Sia chiaro: le nostre scuole continuano a formare studenti ben strutturati, grazie anche a un retroterra nel quale si respira una cultura millenaria. Ma dal punto di vista del “mercato” della formazione e dell’accesso al lavoro, delle chance offerte ai ragazzi, il sistema attuale sforna per lo più candidati alla disoccupazione e allo sbandamento. L’età media dei nostri professori è di gran lunga la più alta d’Europa. Le regole sindacali e burocratiche fanno sì che gli insegnanti senza più “voglia” di insegnare possano usufruire di tutta una serie di sotterfugi amministrativi per “bigiare” la scuola ben più dei loro alunni. E non esiste alcuna valutazione dei risultati conseguiti nei singoli insegnamenti (e istituti) secondo criteri oggettivi.

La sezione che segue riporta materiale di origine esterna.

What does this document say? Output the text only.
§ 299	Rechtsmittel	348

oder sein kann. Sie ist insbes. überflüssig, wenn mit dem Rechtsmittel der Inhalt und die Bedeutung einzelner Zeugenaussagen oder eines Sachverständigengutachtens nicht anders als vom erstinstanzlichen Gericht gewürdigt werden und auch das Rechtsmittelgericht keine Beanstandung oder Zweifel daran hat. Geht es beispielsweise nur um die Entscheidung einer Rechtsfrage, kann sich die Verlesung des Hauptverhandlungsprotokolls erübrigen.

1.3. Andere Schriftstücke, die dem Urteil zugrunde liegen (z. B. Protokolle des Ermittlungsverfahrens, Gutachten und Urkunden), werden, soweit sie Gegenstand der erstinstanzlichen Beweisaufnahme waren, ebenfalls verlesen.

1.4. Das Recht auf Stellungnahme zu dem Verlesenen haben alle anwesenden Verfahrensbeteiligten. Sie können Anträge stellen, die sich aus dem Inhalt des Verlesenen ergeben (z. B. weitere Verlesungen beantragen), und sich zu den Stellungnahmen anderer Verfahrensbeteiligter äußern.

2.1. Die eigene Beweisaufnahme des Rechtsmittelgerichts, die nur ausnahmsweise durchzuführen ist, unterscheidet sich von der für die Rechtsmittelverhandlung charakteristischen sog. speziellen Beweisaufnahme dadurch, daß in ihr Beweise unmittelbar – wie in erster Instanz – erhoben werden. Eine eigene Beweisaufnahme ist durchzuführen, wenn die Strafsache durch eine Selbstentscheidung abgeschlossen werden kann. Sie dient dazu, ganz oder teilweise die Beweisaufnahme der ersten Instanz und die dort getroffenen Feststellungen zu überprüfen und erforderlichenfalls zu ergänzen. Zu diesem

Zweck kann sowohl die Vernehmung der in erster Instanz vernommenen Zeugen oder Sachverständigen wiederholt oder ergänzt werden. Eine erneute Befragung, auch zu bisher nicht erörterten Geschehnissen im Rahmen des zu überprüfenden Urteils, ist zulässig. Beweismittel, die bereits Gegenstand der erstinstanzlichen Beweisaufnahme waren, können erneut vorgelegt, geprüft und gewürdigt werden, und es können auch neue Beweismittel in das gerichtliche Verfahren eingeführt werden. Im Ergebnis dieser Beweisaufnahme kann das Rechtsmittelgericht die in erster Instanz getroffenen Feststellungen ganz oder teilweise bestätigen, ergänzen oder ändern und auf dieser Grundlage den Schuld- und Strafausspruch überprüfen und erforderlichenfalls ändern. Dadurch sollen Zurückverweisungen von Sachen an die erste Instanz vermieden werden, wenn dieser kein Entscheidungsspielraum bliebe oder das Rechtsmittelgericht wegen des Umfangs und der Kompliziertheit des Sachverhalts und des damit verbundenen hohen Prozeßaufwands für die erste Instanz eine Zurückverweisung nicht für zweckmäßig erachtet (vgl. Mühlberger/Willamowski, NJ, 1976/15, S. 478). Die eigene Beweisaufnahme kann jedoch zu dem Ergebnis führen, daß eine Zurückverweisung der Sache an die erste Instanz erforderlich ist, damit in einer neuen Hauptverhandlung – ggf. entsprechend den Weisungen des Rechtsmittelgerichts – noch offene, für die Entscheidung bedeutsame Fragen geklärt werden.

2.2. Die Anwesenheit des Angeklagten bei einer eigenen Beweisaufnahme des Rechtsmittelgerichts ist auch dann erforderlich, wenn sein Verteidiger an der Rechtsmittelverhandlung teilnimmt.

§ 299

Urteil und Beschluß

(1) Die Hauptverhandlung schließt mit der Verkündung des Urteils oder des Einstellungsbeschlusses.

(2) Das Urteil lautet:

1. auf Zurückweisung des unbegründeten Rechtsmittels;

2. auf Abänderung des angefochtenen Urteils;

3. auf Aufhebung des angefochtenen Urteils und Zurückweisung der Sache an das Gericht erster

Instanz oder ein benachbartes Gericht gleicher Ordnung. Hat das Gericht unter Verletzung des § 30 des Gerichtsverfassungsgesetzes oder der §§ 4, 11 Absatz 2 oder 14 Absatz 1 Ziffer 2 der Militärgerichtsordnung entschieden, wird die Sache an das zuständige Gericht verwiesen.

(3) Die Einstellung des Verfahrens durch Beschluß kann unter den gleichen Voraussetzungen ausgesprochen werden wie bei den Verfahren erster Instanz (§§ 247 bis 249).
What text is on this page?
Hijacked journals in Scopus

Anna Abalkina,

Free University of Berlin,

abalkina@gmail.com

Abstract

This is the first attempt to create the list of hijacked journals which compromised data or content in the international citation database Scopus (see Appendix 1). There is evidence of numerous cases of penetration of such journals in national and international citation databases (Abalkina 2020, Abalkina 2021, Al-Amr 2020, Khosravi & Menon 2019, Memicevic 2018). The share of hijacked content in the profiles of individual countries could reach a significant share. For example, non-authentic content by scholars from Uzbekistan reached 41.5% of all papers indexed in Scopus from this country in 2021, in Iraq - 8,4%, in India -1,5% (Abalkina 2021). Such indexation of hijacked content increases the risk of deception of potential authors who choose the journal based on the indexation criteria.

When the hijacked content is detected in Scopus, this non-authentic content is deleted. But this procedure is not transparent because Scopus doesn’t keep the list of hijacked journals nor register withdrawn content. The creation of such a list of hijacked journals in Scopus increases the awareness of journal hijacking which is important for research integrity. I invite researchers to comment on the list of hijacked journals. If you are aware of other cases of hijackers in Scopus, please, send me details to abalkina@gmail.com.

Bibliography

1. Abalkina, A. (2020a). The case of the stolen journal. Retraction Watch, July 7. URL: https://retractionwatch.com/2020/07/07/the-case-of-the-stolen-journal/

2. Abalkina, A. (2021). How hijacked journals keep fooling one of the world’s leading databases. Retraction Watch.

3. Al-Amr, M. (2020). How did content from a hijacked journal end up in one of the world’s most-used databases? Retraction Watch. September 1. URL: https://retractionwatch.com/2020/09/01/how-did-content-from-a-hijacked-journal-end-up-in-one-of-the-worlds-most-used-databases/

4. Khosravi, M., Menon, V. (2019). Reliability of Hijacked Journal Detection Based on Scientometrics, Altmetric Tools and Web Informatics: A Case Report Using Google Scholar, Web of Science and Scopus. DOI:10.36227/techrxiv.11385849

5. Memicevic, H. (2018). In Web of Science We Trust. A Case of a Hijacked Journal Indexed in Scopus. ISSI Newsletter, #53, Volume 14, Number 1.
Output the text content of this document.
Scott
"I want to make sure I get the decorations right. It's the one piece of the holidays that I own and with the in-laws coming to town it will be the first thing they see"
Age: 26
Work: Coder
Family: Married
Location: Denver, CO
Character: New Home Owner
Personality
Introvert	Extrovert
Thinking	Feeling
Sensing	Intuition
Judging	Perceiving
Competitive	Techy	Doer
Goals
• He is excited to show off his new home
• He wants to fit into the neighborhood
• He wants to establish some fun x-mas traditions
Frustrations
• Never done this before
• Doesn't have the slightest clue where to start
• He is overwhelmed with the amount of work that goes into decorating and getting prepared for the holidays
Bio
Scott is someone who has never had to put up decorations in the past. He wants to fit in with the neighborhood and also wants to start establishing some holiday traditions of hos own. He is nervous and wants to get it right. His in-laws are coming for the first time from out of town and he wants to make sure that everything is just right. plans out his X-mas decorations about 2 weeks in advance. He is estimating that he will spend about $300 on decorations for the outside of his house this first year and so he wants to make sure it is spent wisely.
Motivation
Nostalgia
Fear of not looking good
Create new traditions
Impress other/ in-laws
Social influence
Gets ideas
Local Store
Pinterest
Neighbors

Nella riforma non c’è ancora una proposta formativa completa, organica, moderna. Prima di assumere, sarebbe stato più logico definire che cosa andranno a insegnare i nuovi assunti.
Bene la timida introduzione di un’alternanza scuola-lavoro alla fine del percorso (anche se qualche sindacalista s’è affrettato a denunciare lo “sfruttamento del lavoro minorile”). E bene che i privati possano fare donazioni. Peccato che l’autonomia dei presidi e l’abbozzo di sistema di valutazione dei professori attraverso i comitati misti non siano fondati su criteri meno soggettivi. Si sa come funzionano le cose in Italia: ogni riforma deve fare i conti con la realtà, che è fatta di complicità e piccoli arrangiamenti. Infrangere il muro delle incrostazioni burocratiche non è facile. Bisogna accontentarsi di smontarlo mattone per mattone. Ma un buon inizio non è ancora un successo. Potremo applaudire solo quando il focus della riforma sarà davvero centrato sul futuro degli studenti.